The Dead Part of the Maple Tree

The Dead Part of the Maple Tree

Annual Flower Display

The Live Part of the Maple Tree

Here's a close-up of those gorgeous marigolds. I love all flowers, but I think if I had to pick the one that is my very, very favorite, it would have to be these. I am never without marigolds in the summer. And just look at that coleus. Wow! What a great variety of colors. Those will just get more beautiful as they grow.


Hero Marigolds

This is that Green Zebra Cherry that I'm just dying to eat. They turn lime green when they're ready, and it almost is. Next is a Lime Green Salad plant, laden with blossoms. That is one of the several free-standing varieties I grow. The main stem gets very thick and the plant bushes out rather than getting vine-y. Last is my lone Plum Lemon, which I seem to be unable to find seeds for so I have it planted right next to the flower display. It is an heirloom variety smuggled in from St. Petersburg, Russia, I believe in the late 1800s. I have it isolated so I can save seeds. Look at all those blossoms!

Plum Lemon Tomato

Lime Green Salad Tomato

Green Zebra Cherry Tomato

Next we go into the greenhouse. Just look at those cucumber plants and all those blossoms! They are followed by some of my huge summer squash plants. These are white scallops. Below are some peppers and eggplants. Hmm. Something's been chewing on the leaves. I have numerous varieties of both this year. At the bottom right is a bucket of Bronze Fennel. Next are Pineapple Tomatillos. I don't bother planting them any more because they self-seed so profusely. When I find them, I pot them up. I'm already eating those.

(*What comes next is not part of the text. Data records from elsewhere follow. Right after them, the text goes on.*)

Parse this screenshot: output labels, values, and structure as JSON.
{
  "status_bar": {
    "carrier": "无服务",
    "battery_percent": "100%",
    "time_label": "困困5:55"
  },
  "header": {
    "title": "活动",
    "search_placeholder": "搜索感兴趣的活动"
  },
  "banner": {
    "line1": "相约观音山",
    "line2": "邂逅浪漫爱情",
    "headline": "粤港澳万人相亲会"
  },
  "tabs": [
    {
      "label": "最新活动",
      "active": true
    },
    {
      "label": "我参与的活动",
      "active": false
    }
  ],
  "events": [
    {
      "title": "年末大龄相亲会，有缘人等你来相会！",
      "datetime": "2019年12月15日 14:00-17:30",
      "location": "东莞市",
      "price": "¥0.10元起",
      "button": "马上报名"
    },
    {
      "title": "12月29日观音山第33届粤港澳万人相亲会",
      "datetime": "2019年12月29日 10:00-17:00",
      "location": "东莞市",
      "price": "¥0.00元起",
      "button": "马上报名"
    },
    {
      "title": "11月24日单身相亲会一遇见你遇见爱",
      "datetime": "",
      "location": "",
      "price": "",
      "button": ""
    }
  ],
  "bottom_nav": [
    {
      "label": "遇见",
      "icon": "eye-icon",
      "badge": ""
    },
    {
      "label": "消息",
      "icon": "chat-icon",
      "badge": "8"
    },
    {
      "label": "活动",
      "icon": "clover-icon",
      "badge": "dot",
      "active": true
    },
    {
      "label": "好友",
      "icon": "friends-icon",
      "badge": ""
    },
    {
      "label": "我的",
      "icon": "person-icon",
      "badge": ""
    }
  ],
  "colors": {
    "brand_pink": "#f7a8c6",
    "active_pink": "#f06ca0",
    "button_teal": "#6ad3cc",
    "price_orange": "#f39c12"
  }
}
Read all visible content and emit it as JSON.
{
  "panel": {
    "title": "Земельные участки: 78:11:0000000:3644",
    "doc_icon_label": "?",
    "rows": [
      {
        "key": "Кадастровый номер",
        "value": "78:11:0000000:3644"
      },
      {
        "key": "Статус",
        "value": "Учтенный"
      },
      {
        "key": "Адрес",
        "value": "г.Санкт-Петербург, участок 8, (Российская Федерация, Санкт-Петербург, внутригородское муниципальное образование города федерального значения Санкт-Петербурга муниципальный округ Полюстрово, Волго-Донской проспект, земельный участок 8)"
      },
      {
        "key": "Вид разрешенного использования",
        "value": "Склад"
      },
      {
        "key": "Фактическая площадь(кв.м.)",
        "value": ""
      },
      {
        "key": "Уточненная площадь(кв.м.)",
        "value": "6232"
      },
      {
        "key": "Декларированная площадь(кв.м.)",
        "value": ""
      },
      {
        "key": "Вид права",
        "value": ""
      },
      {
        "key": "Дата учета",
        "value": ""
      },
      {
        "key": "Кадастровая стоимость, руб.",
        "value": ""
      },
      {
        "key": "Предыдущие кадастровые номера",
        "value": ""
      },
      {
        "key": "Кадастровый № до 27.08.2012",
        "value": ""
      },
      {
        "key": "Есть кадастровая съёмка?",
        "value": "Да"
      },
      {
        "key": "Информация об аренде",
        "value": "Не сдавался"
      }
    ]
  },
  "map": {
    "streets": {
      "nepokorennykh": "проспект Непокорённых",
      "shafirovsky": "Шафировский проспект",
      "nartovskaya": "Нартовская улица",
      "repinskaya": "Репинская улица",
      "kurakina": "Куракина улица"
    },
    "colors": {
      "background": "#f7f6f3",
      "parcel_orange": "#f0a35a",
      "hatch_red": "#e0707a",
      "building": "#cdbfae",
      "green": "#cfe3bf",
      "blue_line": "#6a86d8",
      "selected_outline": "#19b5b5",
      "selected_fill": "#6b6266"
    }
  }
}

White Scallop Squash Plants

Cucumber Plants

Pineapple Tomatillos

Peppers, Eggplants and Fennel

Here's some of my potted basils. I have sweet, Magical Michael (which is a flat-leaved sweet), lime, cinammon, Sweet Dani (lemon), licorice, and Jung's Balcony Blend. I transplated the Red Rubin today, and have two more varieties to go.

One of the things I've been doing that has helped immensely to restore my soil fertility lost after all these years of torretial rain, is to make manure "tea"—a nutritious treat for your plants. I have several rear-bagger containers from old and gone lawnmowers, and this one serves the purpose perfectly. You don't need manure to make this. I used grass clippings. Just pack them in a container, cover with water, and let them rot. Water your plants with a cup or so a day, and you can watch them grow. I have to warn you though, even if you don't use manure, you will still have the barnyard "ambience" (cow, in particular). Anaerobic decomposition stinks no matter what it's made of, which doesn't bother me, but if you live in, say, Hudson or Bath, there could be a problem. Anyways, just keep adding water until the solution gets too weak, then make some more, or else keep adding new ingredients to the water.